As concerns the test on gestational parameters, the increase of implantation sites and number of fetuses alive was noticed especially in animals treated with high doses (40 mg/kg and 800 mg/kg) respectively p < 0.05 and p < 0.001. During our study, these treated animals presented an early fertilization (2 - 3 days) compared to the control animals which could be fertilized by the males only after several days (9 - 14 days).

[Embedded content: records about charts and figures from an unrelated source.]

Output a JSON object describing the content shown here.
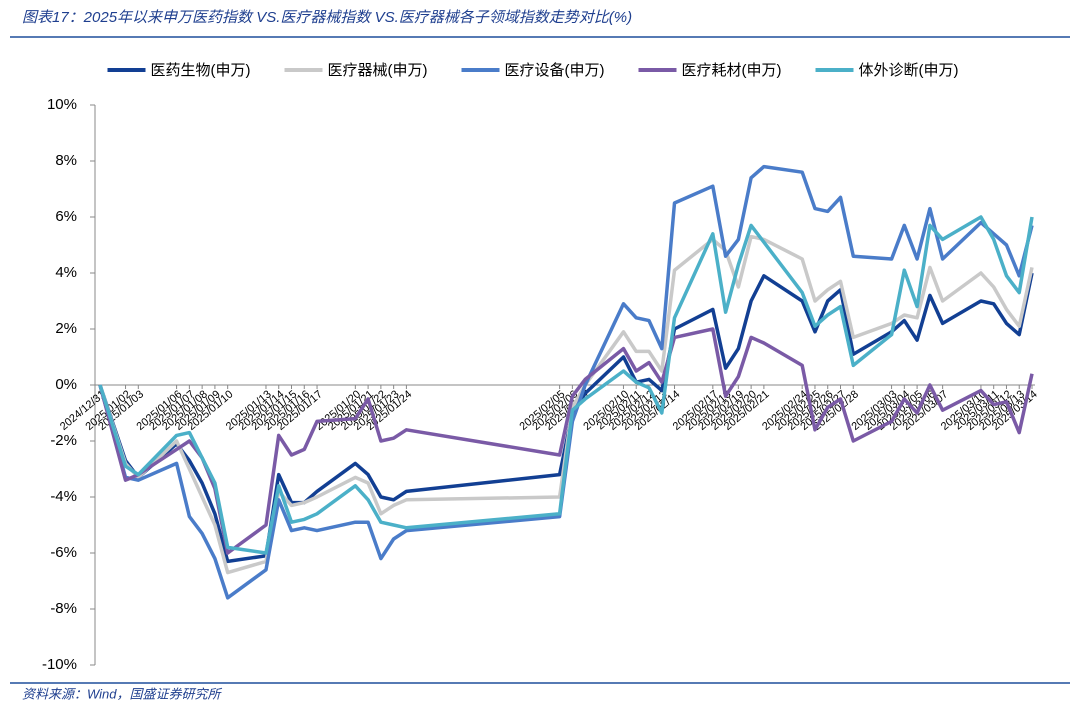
{
  "chart_data": {
    "type": "line",
    "title": "图表17：2025年以来申万医药指数 VS.医疗器械指数 VS.医疗器械各子领域指数走势对比(%)",
    "source": "资料来源：Wind，国盛证券研究所",
    "x": [
      "2024/12/31",
      "2025/01/02",
      "2025/01/03",
      "2025/01/06",
      "2025/01/07",
      "2025/01/08",
      "2025/01/09",
      "2025/01/10",
      "2025/01/13",
      "2025/01/14",
      "2025/01/15",
      "2025/01/16",
      "2025/01/17",
      "2025/01/20",
      "2025/01/21",
      "2025/01/22",
      "2025/01/23",
      "2025/01/24",
      "2025/02/05",
      "2025/02/06",
      "2025/02/07",
      "2025/02/10",
      "2025/02/11",
      "2025/02/12",
      "2025/02/13",
      "2025/02/14",
      "2025/02/17",
      "2025/02/18",
      "2025/02/19",
      "2025/02/20",
      "2025/02/21",
      "2025/02/24",
      "2025/02/25",
      "2025/02/26",
      "2025/02/27",
      "2025/02/28",
      "2025/03/03",
      "2025/03/04",
      "2025/03/05",
      "2025/03/06",
      "2025/03/07",
      "2025/03/10",
      "2025/03/11",
      "2025/03/12",
      "2025/03/13",
      "2025/03/14"
    ],
    "xlim": [
      "2024/12/31",
      "2025/03/14"
    ],
    "series": [
      {
        "name": "医药生物(申万)",
        "color": "#123f93",
        "values": [
          0,
          -2.7,
          -3.3,
          -2.1,
          -2.7,
          -3.5,
          -4.6,
          -6.3,
          -6.1,
          -3.2,
          -4.2,
          -4.2,
          -3.8,
          -2.8,
          -3.2,
          -4.0,
          -4.1,
          -3.8,
          -3.2,
          -1.0,
          -0.3,
          1.0,
          0.1,
          0.2,
          -0.2,
          2.0,
          2.7,
          0.6,
          1.3,
          3.0,
          3.9,
          3.0,
          1.9,
          3.0,
          3.4,
          1.1,
          1.9,
          2.3,
          1.6,
          3.2,
          2.2,
          3.0,
          2.9,
          2.2,
          1.8,
          4.0
        ]
      },
      {
        "name": "医疗器械(申万)",
        "color": "#c9c9c9",
        "values": [
          0,
          -2.8,
          -3.3,
          -2.0,
          -3.0,
          -4.0,
          -5.0,
          -6.7,
          -6.3,
          -3.8,
          -4.3,
          -4.2,
          -4.0,
          -3.3,
          -3.5,
          -4.6,
          -4.3,
          -4.1,
          -4.0,
          -0.8,
          0,
          1.9,
          1.2,
          1.2,
          0.5,
          4.1,
          5.2,
          4.8,
          3.5,
          5.3,
          5.2,
          4.5,
          3.0,
          3.4,
          3.7,
          1.7,
          2.2,
          2.5,
          2.4,
          4.2,
          3.0,
          4.0,
          3.5,
          2.7,
          2.1,
          4.2
        ]
      },
      {
        "name": "医疗设备(申万)",
        "color": "#4a7cc9",
        "values": [
          0,
          -3.3,
          -3.4,
          -2.8,
          -4.7,
          -5.3,
          -6.2,
          -7.6,
          -6.6,
          -4.1,
          -5.2,
          -5.1,
          -5.2,
          -4.9,
          -4.9,
          -6.2,
          -5.5,
          -5.2,
          -4.7,
          -1.3,
          0,
          2.9,
          2.4,
          2.3,
          1.3,
          6.5,
          7.1,
          4.6,
          5.2,
          7.4,
          7.8,
          7.6,
          6.3,
          6.2,
          6.7,
          4.6,
          4.5,
          5.7,
          4.5,
          6.3,
          4.5,
          5.8,
          5.4,
          5.0,
          3.9,
          5.7
        ]
      },
      {
        "name": "医疗耗材(申万)",
        "color": "#7a5aa6",
        "values": [
          0,
          -3.4,
          -3.2,
          -2.3,
          -2.0,
          -2.6,
          -3.7,
          -6.0,
          -5.0,
          -1.8,
          -2.5,
          -2.3,
          -1.3,
          -1.2,
          -0.5,
          -2.0,
          -1.9,
          -1.6,
          -2.5,
          -0.4,
          0.2,
          1.3,
          0.5,
          0.8,
          0.1,
          1.7,
          2.0,
          -0.4,
          0.3,
          1.7,
          1.5,
          0.7,
          -1.6,
          -0.8,
          -0.5,
          -2.0,
          -1.3,
          -0.5,
          -1.0,
          0,
          -0.9,
          -0.2,
          -0.7,
          -0.6,
          -1.7,
          0.4
        ]
      },
      {
        "name": "体外诊断(申万)",
        "color": "#4bb0c8",
        "values": [
          0,
          -2.9,
          -3.2,
          -1.8,
          -1.7,
          -2.6,
          -3.5,
          -5.8,
          -6.0,
          -3.6,
          -4.9,
          -4.8,
          -4.6,
          -3.6,
          -4.1,
          -4.9,
          -5.0,
          -5.1,
          -4.6,
          -0.9,
          -0.5,
          0.5,
          0.1,
          -0.1,
          -1.0,
          2.4,
          5.4,
          2.6,
          4.3,
          5.7,
          5.1,
          3.3,
          2.1,
          2.5,
          2.8,
          0.7,
          1.8,
          4.1,
          2.8,
          5.7,
          5.2,
          6.0,
          5.2,
          3.9,
          3.3,
          6.0
        ]
      }
    ],
    "ylim": [
      -10,
      10
    ],
    "yticks": [
      {
        "value": -10,
        "label": "-10%"
      },
      {
        "value": -8,
        "label": "-8%"
      },
      {
        "value": -6,
        "label": "-6%"
      },
      {
        "value": -4,
        "label": "-4%"
      },
      {
        "value": -2,
        "label": "-2%"
      },
      {
        "value": 0,
        "label": "0%"
      },
      {
        "value": 2,
        "label": "2%"
      },
      {
        "value": 4,
        "label": "4%"
      },
      {
        "value": 6,
        "label": "6%"
      },
      {
        "value": 8,
        "label": "8%"
      },
      {
        "value": 10,
        "label": "10%"
      }
    ],
    "grid": false,
    "legend": "top"
  }
}
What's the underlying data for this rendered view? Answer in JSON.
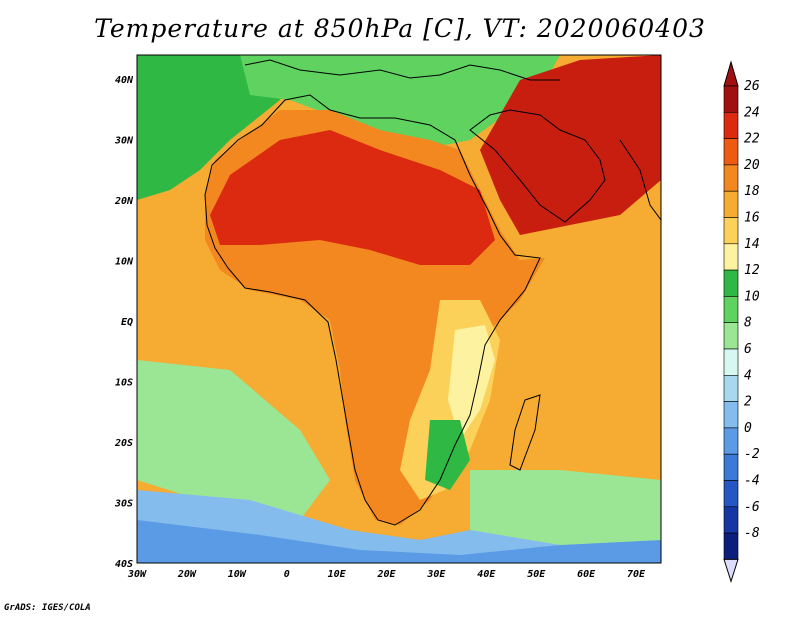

This result implies the induction of a favorable milieu for zygote implantation and development generated by the plant extract components. Indeed, several lines indicated that, implantation of the mammalian embryo into the wall of the uterus is regulated by a timely interplay of the ovarian hormones, estrogen and progesterone   . In this work, it could then be suspected that exposure of very young female rats to treatment with extracts of S. magnificum for 30 days prior to the encounter of males may have contributed to the implementation of some changes in the uterine endometrium that transformed it from a non-receptive state to a receptive phase allowing the implantation and development of blastocyst. Consequently, this was followed by a remarkable high rate of gestation (100%) at the highest dose .The other parameters did not present any significant differences among the control and treated animals.